Tollwut, Ebola oder das neue Coronavirus: Viren aus dem Tierreich können dem Menschen gefährlich werden. Eine mögliche Gegenstrategie: Wildtiere impfen, und zwar mit Impfstoffen, die sich genau wie Viren selbstständig in einer Population ausbreiten. Die Idee klingt gut, ist aber nicht ganz ohne Tücken.
Viruskrankheiten, die von Tieren auf den Menschen überspringen, sind eine reale Gefahr. Seit Monaten leben wir bereits mit Sars-Cov-2, wir haben weder Impfstoff noch Medikament dagegen und sind dem Virus schutzlos ausgeliefert, weil es eben dauert, Medikament oder Impfstoff zu entwickeln. Vielleicht sollte man die Tiere impfen. Rechtzeitig. Mit Spritzen durch den Dschungel zu laufen und tausende Tiere zu immunisieren, ist jedoch nicht praktikabel. Wissenschaftler forschen deshalb an Impfstoffen, die sich - genau wie eine Krankheit - ganz von alleine ausbreiten. Welches Potential hat die Idee? Und: Wie sicher ist das Ganze?
Meine Recherche zu selbstausbreitenden Impfstoffen beginnt schon lange bevor das neue Corona-Virus in Deutschland unser Leben bestimmt. Ende 2019 schreibe ich die ersten Interviewanfragen an Wissenschaftler, die sich damit beschäftigen, wie man Wildtiere impfen und Zoonosen verhindern könnte. Zwar berichten zu dieser Zeit bereits erste Zeitungen über eine neue Lungenkrankheit in China. Aber niemand in Europa denkt, dass wir damit ein Problem bekommen könnten. Dann kommt alles anders. Meine Recherchereisen im Frühling 2020 kann ich nicht mehr antreten, die Flüge sind gestrichen. Dafür ist das Thema umso brisanter.
"Alle denken, Vampirfledermäuse seien riesige Blutsauger, dabei sind sie recht klein."

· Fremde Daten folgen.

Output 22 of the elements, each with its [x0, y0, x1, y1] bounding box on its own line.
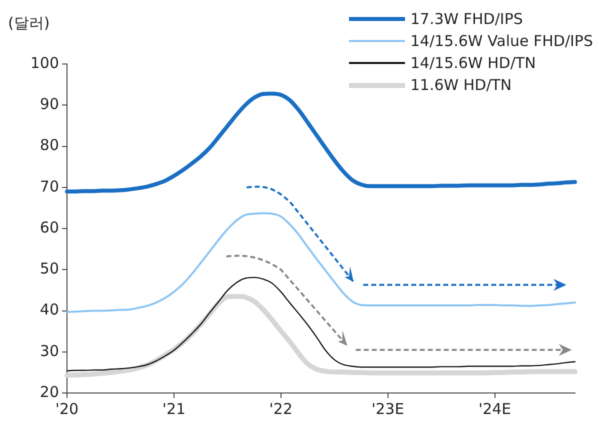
legend-label: 14/15.6W Value FHD/IPS [410, 32, 593, 50]
line-series [66, 276, 576, 372]
y-tick-label: 70 [40, 177, 59, 196]
line-series [66, 212, 576, 313]
y-tick-label: 40 [40, 300, 59, 319]
y-tick-label: 100 [30, 54, 59, 72]
y-tick-label: 20 [40, 382, 59, 401]
line-series [65, 92, 577, 194]
y-tick-label: 90 [40, 95, 59, 114]
x-tick-label: '20 [55, 400, 79, 418]
x-tick-label: '23E [371, 400, 404, 418]
x-tick-label: '21 [162, 400, 186, 418]
y-axis-title: (달러) [8, 14, 50, 33]
y-tick-label: 50 [40, 260, 59, 278]
x-tick-label: '24E [478, 400, 512, 418]
y-tick-label: 60 [40, 218, 59, 236]
legend-label: 14/15.6W HD/TN [410, 54, 536, 72]
legend-label: 11.6W HD/TN [410, 76, 512, 94]
x-tick-label: '22 [269, 400, 293, 418]
legend-label: 17.3W FHD/IPS [410, 10, 523, 28]
y-tick-label: 30 [40, 342, 59, 360]
y-tick-label: 80 [40, 136, 59, 154]
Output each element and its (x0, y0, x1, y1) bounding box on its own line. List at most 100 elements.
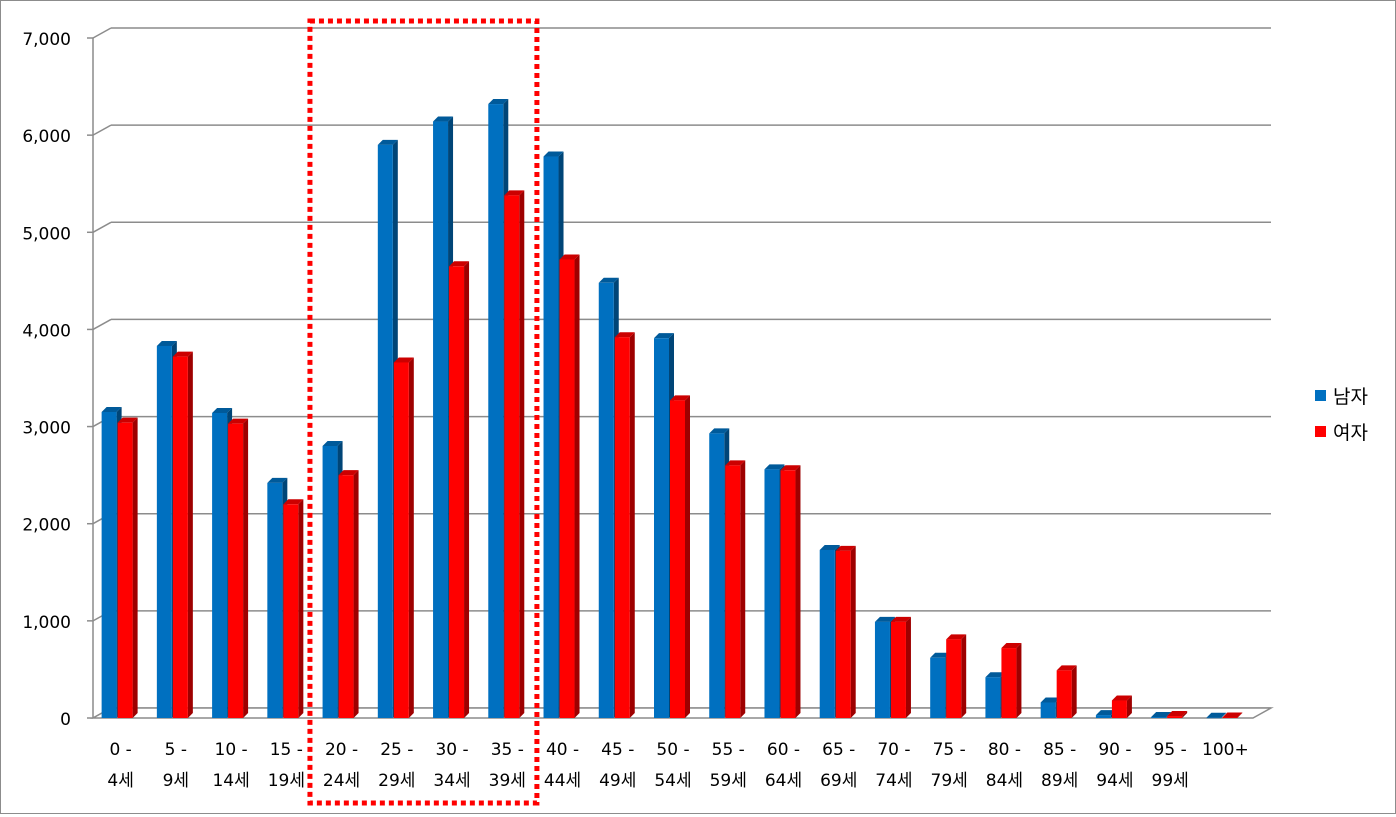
gridline-depth (92, 124, 112, 136)
x-tick-label: 80 - (988, 740, 1021, 760)
bar-top (874, 616, 895, 622)
legend-swatch-male (1315, 389, 1326, 401)
bar-female (1056, 665, 1077, 718)
bar-top (1111, 695, 1132, 701)
bar-female (890, 616, 911, 718)
x-tick-label: 10 - (215, 740, 248, 760)
bar-front (228, 423, 244, 718)
x-tick-label: 4세 (107, 771, 133, 791)
bar-top (780, 465, 801, 471)
bar-top (504, 190, 525, 196)
bar-side (1071, 665, 1077, 718)
x-tick-label: 49세 (599, 771, 636, 791)
x-tick-label: 5 - (165, 740, 187, 760)
bar-female (614, 332, 635, 718)
x-tick-label: 70 - (877, 740, 910, 760)
bar-front (488, 104, 504, 719)
x-tick-label: 15 - (270, 740, 303, 760)
y-axis-ticks: 0 1,000 2,000 3,000 4,000 5,000 6,000 7,000 (22, 30, 71, 730)
x-tick-label: 79세 (931, 771, 968, 791)
bar-top (338, 470, 359, 476)
x-tick-label: 75 - (933, 740, 966, 760)
x-tick-label: 99세 (1152, 771, 1189, 791)
x-tick-label: 95 - (1154, 740, 1187, 760)
bar-side (1182, 711, 1188, 718)
bar-side (243, 418, 249, 718)
bar-side (353, 470, 359, 718)
bar-top (156, 340, 177, 346)
bar-side (464, 261, 470, 718)
bar-top (212, 407, 233, 413)
x-tick-label: 24세 (323, 771, 360, 791)
bar-top (614, 332, 635, 338)
x-tick-label: 65 - (822, 740, 855, 760)
bar-female (504, 190, 525, 718)
bar-front (559, 259, 575, 718)
legend-item-female: 여자 (1315, 413, 1368, 449)
legend-label-female: 여자 (1333, 421, 1368, 444)
y-tick-label: 4,000 (22, 321, 71, 341)
bar-female (835, 545, 856, 718)
bar-side (961, 634, 967, 718)
x-tick-label: 25 - (380, 740, 413, 760)
x-tick-label: 9세 (163, 771, 189, 791)
bar-front (117, 422, 133, 718)
bar-female (172, 351, 193, 718)
bar-top (433, 116, 454, 122)
bar-side (519, 190, 525, 718)
x-tick-label: 44세 (544, 771, 581, 791)
bar-side (187, 351, 193, 718)
bar-front (764, 469, 780, 718)
x-tick-label: 30 - (435, 740, 468, 760)
bar-top (1095, 710, 1116, 716)
bar-front (156, 345, 172, 718)
y-tick-label: 7,000 (22, 30, 71, 50)
bar-front (338, 475, 354, 718)
bar-top (283, 499, 304, 505)
bar-side (685, 395, 690, 718)
bar-top (890, 616, 911, 622)
bar-front (1040, 702, 1056, 718)
gridline-depth (92, 27, 112, 39)
legend-label-male: 남자 (1333, 385, 1368, 408)
bar-top (322, 441, 343, 446)
bar-female (946, 634, 967, 718)
bar-front (267, 482, 283, 718)
gridline-depth (92, 221, 112, 233)
y-tick-label: 2,000 (22, 516, 71, 536)
bar-side (1237, 712, 1243, 718)
bar-front (614, 337, 630, 718)
x-tick-label: 60 - (767, 740, 800, 760)
bar-side (740, 460, 746, 718)
bar-front (1206, 717, 1222, 719)
x-tick-label: 34세 (433, 771, 470, 791)
x-tick-label: 29세 (378, 771, 415, 791)
bar-side (1221, 712, 1227, 718)
bar-side (795, 465, 801, 718)
bar-front (1167, 716, 1183, 718)
bar-top (1001, 643, 1022, 649)
gridline-depth (92, 318, 112, 331)
bar-top (449, 261, 470, 267)
bar-top (709, 428, 730, 434)
bar-front (835, 550, 851, 718)
bar-front (654, 338, 669, 718)
bar-top (101, 407, 122, 412)
bar-top (930, 652, 951, 658)
bar-top (764, 464, 785, 470)
bar-side (850, 545, 856, 718)
bar-front (780, 470, 796, 718)
y-tick-label: 3,000 (22, 419, 71, 439)
bar-top (598, 277, 619, 283)
bar-top (1206, 712, 1227, 718)
bar-front (725, 465, 741, 718)
bar-front (322, 446, 338, 718)
bar-front (1111, 700, 1127, 718)
bar-top (488, 99, 509, 105)
bar-front (1222, 717, 1238, 719)
bar-top (670, 395, 690, 401)
bar-female (228, 418, 249, 718)
bar-top (1040, 697, 1061, 703)
x-tick-label: 50 - (656, 740, 689, 760)
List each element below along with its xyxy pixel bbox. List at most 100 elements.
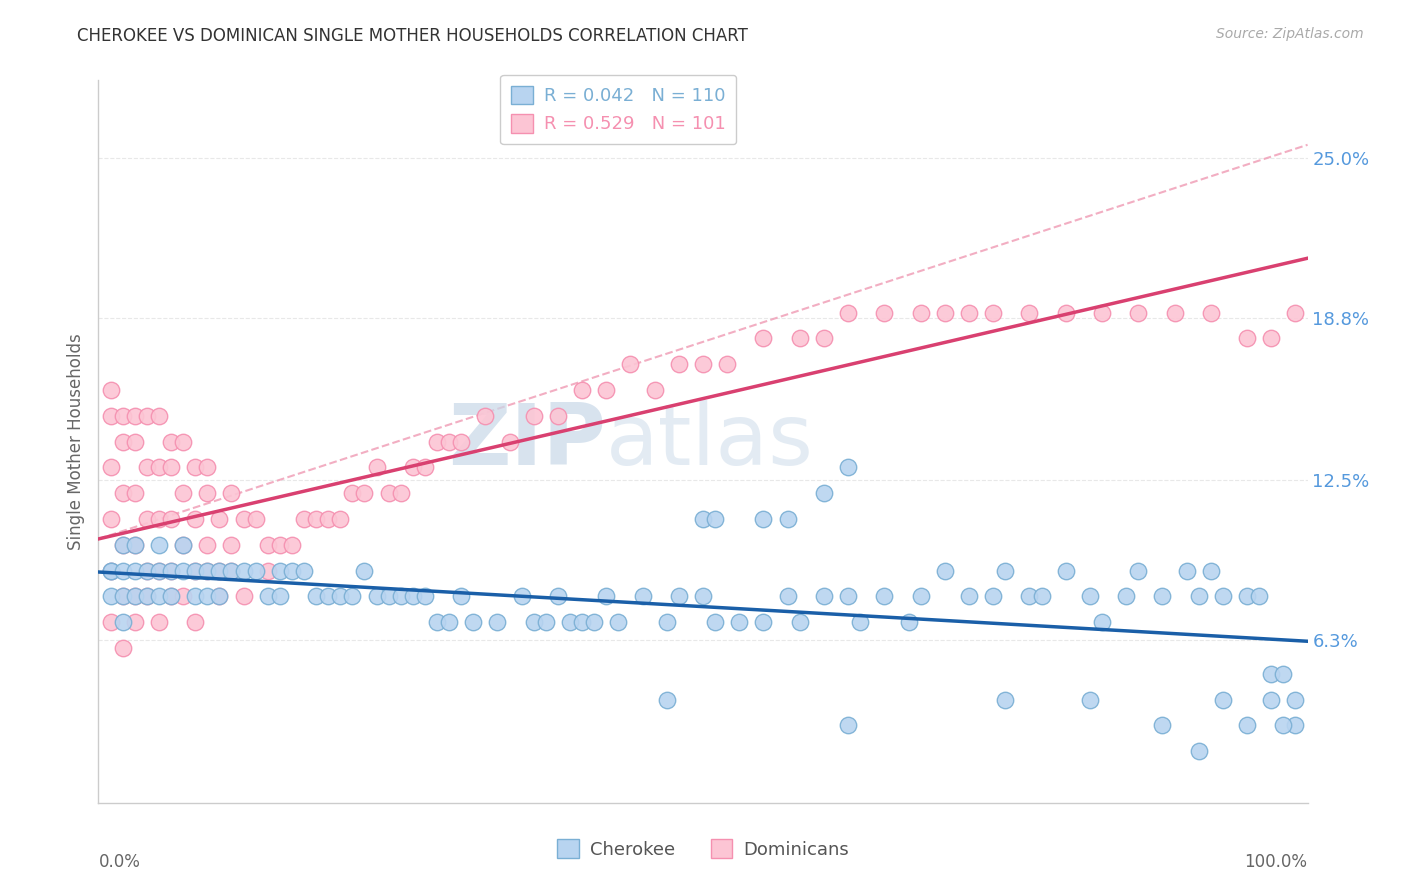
Point <box>135 512 157 526</box>
Point <box>704 615 727 630</box>
Point <box>413 590 436 604</box>
Point <box>1018 590 1040 604</box>
Point <box>184 460 207 475</box>
Point <box>789 331 811 345</box>
Point <box>111 486 134 500</box>
Point <box>402 590 425 604</box>
Point <box>195 590 218 604</box>
Point <box>1188 744 1211 758</box>
Point <box>547 590 569 604</box>
Point <box>1175 564 1198 578</box>
Point <box>934 564 956 578</box>
Point <box>135 409 157 423</box>
Point <box>474 409 496 423</box>
Point <box>195 564 218 578</box>
Point <box>184 564 207 578</box>
Point <box>160 460 183 475</box>
Point <box>100 564 122 578</box>
Point <box>994 564 1017 578</box>
Point <box>897 615 920 630</box>
Point <box>463 615 485 630</box>
Point <box>655 692 678 706</box>
Point <box>353 486 375 500</box>
Point <box>957 590 980 604</box>
Point <box>269 590 291 604</box>
Point <box>124 564 146 578</box>
Point <box>837 590 859 604</box>
Point <box>366 590 388 604</box>
Legend: Cherokee, Dominicans: Cherokee, Dominicans <box>550 832 856 866</box>
Point <box>1284 305 1306 319</box>
Point <box>934 305 956 319</box>
Point <box>366 460 388 475</box>
Point <box>135 564 157 578</box>
Point <box>135 564 157 578</box>
Point <box>692 590 714 604</box>
Point <box>523 615 546 630</box>
Point <box>148 615 170 630</box>
Text: atlas: atlas <box>606 400 814 483</box>
Point <box>752 331 775 345</box>
Point <box>148 512 170 526</box>
Point <box>124 486 146 500</box>
Point <box>135 460 157 475</box>
Point <box>160 590 183 604</box>
Point <box>558 615 581 630</box>
Point <box>305 590 328 604</box>
Point <box>873 305 896 319</box>
Point <box>1212 692 1234 706</box>
Point <box>789 615 811 630</box>
Point <box>269 564 291 578</box>
Point <box>776 512 799 526</box>
Point <box>281 538 304 552</box>
Point <box>256 538 278 552</box>
Point <box>100 564 122 578</box>
Point <box>704 512 727 526</box>
Point <box>111 615 134 630</box>
Point <box>1128 564 1150 578</box>
Point <box>1260 666 1282 681</box>
Point <box>232 590 254 604</box>
Point <box>172 590 194 604</box>
Point <box>486 615 509 630</box>
Y-axis label: Single Mother Households: Single Mother Households <box>66 334 84 549</box>
Point <box>281 564 304 578</box>
Point <box>595 383 617 397</box>
Point <box>221 538 243 552</box>
Point <box>232 512 254 526</box>
Point <box>111 409 134 423</box>
Point <box>329 590 352 604</box>
Text: ZIP: ZIP <box>449 400 606 483</box>
Point <box>329 512 352 526</box>
Point <box>184 564 207 578</box>
Point <box>1091 305 1114 319</box>
Point <box>813 486 835 500</box>
Point <box>172 538 194 552</box>
Point <box>1260 331 1282 345</box>
Point <box>437 615 460 630</box>
Point <box>547 409 569 423</box>
Point <box>1249 590 1271 604</box>
Point <box>1236 331 1258 345</box>
Point <box>342 486 364 500</box>
Point <box>498 434 520 449</box>
Point <box>172 434 194 449</box>
Point <box>316 590 339 604</box>
Point <box>100 383 122 397</box>
Point <box>668 590 690 604</box>
Point <box>1152 590 1174 604</box>
Point <box>148 538 170 552</box>
Text: Source: ZipAtlas.com: Source: ZipAtlas.com <box>1216 27 1364 41</box>
Text: CHEROKEE VS DOMINICAN SINGLE MOTHER HOUSEHOLDS CORRELATION CHART: CHEROKEE VS DOMINICAN SINGLE MOTHER HOUS… <box>77 27 748 45</box>
Point <box>148 590 170 604</box>
Point <box>124 409 146 423</box>
Point <box>172 486 194 500</box>
Point <box>221 564 243 578</box>
Point <box>1018 305 1040 319</box>
Point <box>1128 305 1150 319</box>
Point <box>232 564 254 578</box>
Point <box>1236 718 1258 732</box>
Point <box>510 590 533 604</box>
Point <box>124 615 146 630</box>
Point <box>160 564 183 578</box>
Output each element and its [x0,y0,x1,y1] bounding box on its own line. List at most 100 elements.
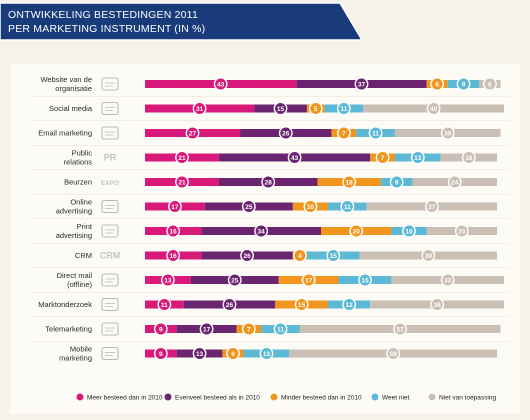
legend-marker [75,392,85,402]
value-bubble [261,175,276,189]
value-bubble [421,248,436,263]
legend-label: Niet van toepassing [439,394,496,401]
legend-marker [427,392,437,402]
value-bubble [430,77,445,91]
value-bubble [166,224,181,238]
value-bubble [368,126,383,140]
value-bubble [175,150,189,165]
value-label: 7 [247,326,251,333]
svg-text:PR: PR [104,153,117,163]
value-bubble [192,101,207,116]
value-label: 11 [372,130,379,137]
social-media-icon [101,101,119,116]
legend-label: Weet niet [382,394,410,401]
value-label: 20 [458,228,466,235]
value-label: 11 [161,302,168,309]
value-label: 12 [346,302,354,309]
value-label: 30 [444,130,452,137]
value-label: 6 [488,81,492,88]
value-bubble [440,273,455,287]
category-label: Online advertising [56,198,92,216]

Daniel Streicker forscht an der Universität Glasgow über die Ausbreitung von Infektionskrankheiten. Mit der Vampirfledermaus kennt er sich besonders gut aus:
"Sie wiegen nur 40 bis 50 Gramm, und wenn sie ihre Flügel anlegen, dann passen sie leicht auf eine Hand. Ihre Flügelspannweite beträgt zwischen 25 und 30 Zentimeter. Die Fellfarbe ist sehr unterschiedlich. Einige sind braun, andere orangerot, manche haben eine fast weiße Brust. Außerdem sind sie sehr beweglich. Viele andere Fledermäuse sitzen nur auf dem Boden herum, aber die Vampirfledermäuse hüpfen und springen und galoppieren."
Ihren Namen verdanken die Fledertiere ihren rasiermesserscharfen Eckzähnen, mit denen sie Tiere oder in seltenen Fällen auch Menschen beißen, um ihnen Blut abzusaugen. Dabei übertragen sie auch Krankheiten. Seit mehr als 13 Jahren betreibt Streicker Feldforschung in Peru. Dort ist vor allem die Vampirfledermaus-Tollwut ein Problem.
"Das betrifft Kleinbauern mehr als alle anderen. Wenn die ein Tier verlieren oder zwei, dann heißt es gleich, dass kein Geld mehr für Reparaturen da ist oder die Kinder nicht mehr zur Schule gehen können. Es ist eine verheerende Krankheit für Menschen, die sowieso schon in vernachlässigten Gemeinden leben."